"How's that?" inquired Jim, who didn't believe in showing the white feather. The words had hardly left his lips when the batsman swung round and aimed a terrific blow at his head--a blow that Jim, by great agility, just managed to avoid.
"I told you," said the batsman, with dignity, "that I did not like you saying that."
The ever-watchful Hughes hurried up.
"They're only satisfied by being clean bowled, Mr James," he explained, and then proceeded to administer a few words of rebuke to Jim's assailant, who looked duly reproved.
The Long 'Un was meditating trying an over--with the laudable object of getting the big batsman out in a way he would quite understand--when a page-boy came hurrying towards him with a message to the effect that the Doctor wished to speak to him at the telephone.
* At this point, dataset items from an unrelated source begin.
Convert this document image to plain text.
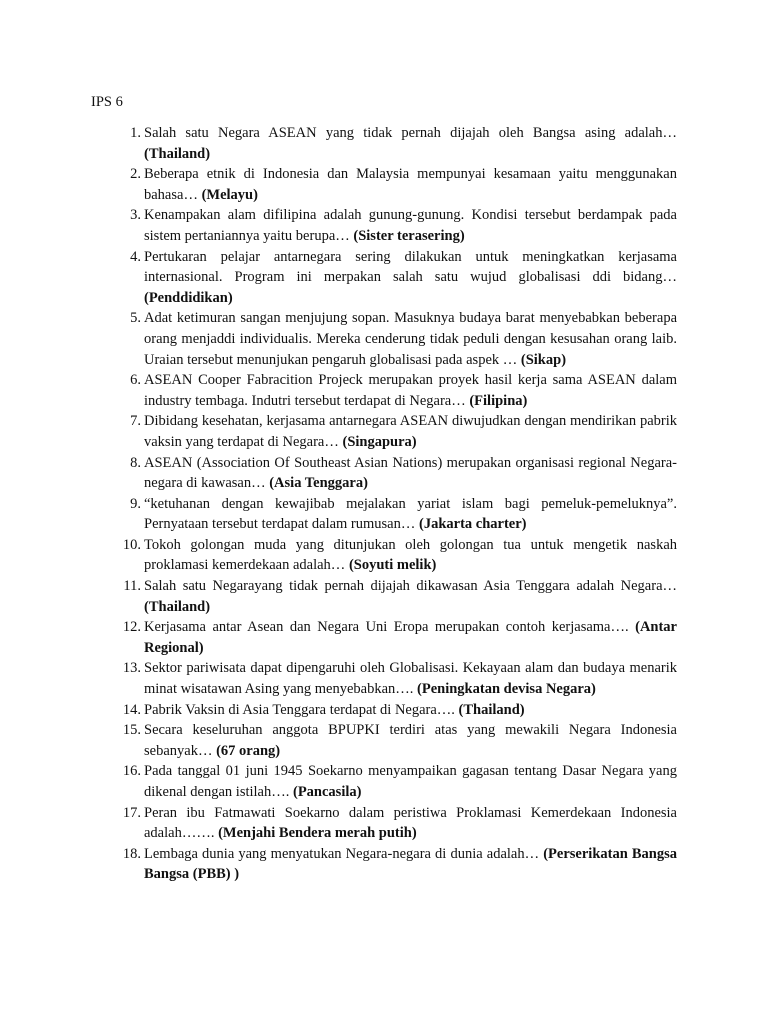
IPS 6

1. Salah satu Negara ASEAN yang tidak pernah dijajah oleh Bangsa asing adalah… (Thailand)
2. Beberapa etnik di Indonesia dan Malaysia mempunyai kesamaan yaitu menggunakan bahasa… (Melayu)
3. Kenampakan alam difilipina adalah gunung-gunung. Kondisi tersebut berdampak pada sistem pertaniannya yaitu berupa… (Sister terasering)
4. Pertukaran pelajar antarnegara sering dilakukan untuk meningkatkan kerjasama internasional. Program ini merpakan salah satu wujud globalisasi ddi bidang… (Penddidikan)
5. Adat ketimuran sangan menjujung sopan. Masuknya budaya barat menyebabkan beberapa orang menjaddi individualis. Mereka cenderung tidak peduli dengan kesusahan orang laib. Uraian tersebut menunjukan pengaruh globalisasi pada aspek … (Sikap)
6. ASEAN Cooper Fabracition Projeck merupakan proyek hasil kerja sama ASEAN dalam industry tembaga. Indutri tersebut terdapat di Negara… (Filipina)
7. Dibidang kesehatan, kerjasama antarnegara ASEAN diwujudkan dengan mendirikan pabrik vaksin yang terdapat di Negara… (Singapura)
8. ASEAN (Association Of Southeast Asian Nations) merupakan organisasi regional Negara-negara di kawasan… (Asia Tenggara)
9. “ketuhanan dengan kewajibab mejalakan yariat islam bagi pemeluk-pemeluknya”. Pernyataan tersebut terdapat dalam rumusan… (Jakarta charter)
10. Tokoh golongan muda yang ditunjukan oleh golongan tua untuk mengetik naskah proklamasi kemerdekaan adalah… (Soyuti melik)
11. Salah satu Negarayang tidak pernah dijajah dikawasan Asia Tenggara adalah Negara… (Thailand)
12. Kerjasama antar Asean dan Negara Uni Eropa merupakan contoh kerjasama…. (Antar Regional)
13. Sektor pariwisata dapat dipengaruhi oleh Globalisasi. Kekayaan alam dan budaya menarik minat wisatawan Asing yang menyebabkan…. (Peningkatan devisa Negara)
14. Pabrik Vaksin di Asia Tenggara terdapat di Negara…. (Thailand)
15. Secara keseluruhan anggota BPUPKI terdiri atas yang mewakili Negara Indonesia sebanyak… (67 orang)
16. Pada tanggal 01 juni 1945 Soekarno menyampaikan gagasan tentang Dasar Negara yang dikenal dengan istilah…. (Pancasila)
17. Peran ibu Fatmawati Soekarno dalam peristiwa Proklamasi Kemerdekaan Indonesia adalah……. (Menjahi Bendera merah putih)
18. Lembaga dunia yang menyatukan Negara-negara di dunia adalah… (Perserikatan Bangsa Bangsa (PBB) )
So Jim had perforce to postpone his over, and left the field little dreaming that certain words which would shortly come to him across the wire were destined to affect his after-career in a remarkable manner.
CHAPTER II.
OVER THE TELEPHONE.
Old Dr Mortimer was, in every sense of the word, a hard man. Of massive build and handsome countenance, upright and commanding in presence, with a clear brain, a will of iron, and a resonant, penetrating voice, his was at once a dominating and notable personality.
Dr Mortimer's sphere of action, it is true, was limited and local; but if, by the accident of circumstances, his lot had been cast in a military or political arena, he would assuredly have risen to a high place, and possibly cut his initials on the rock of fame.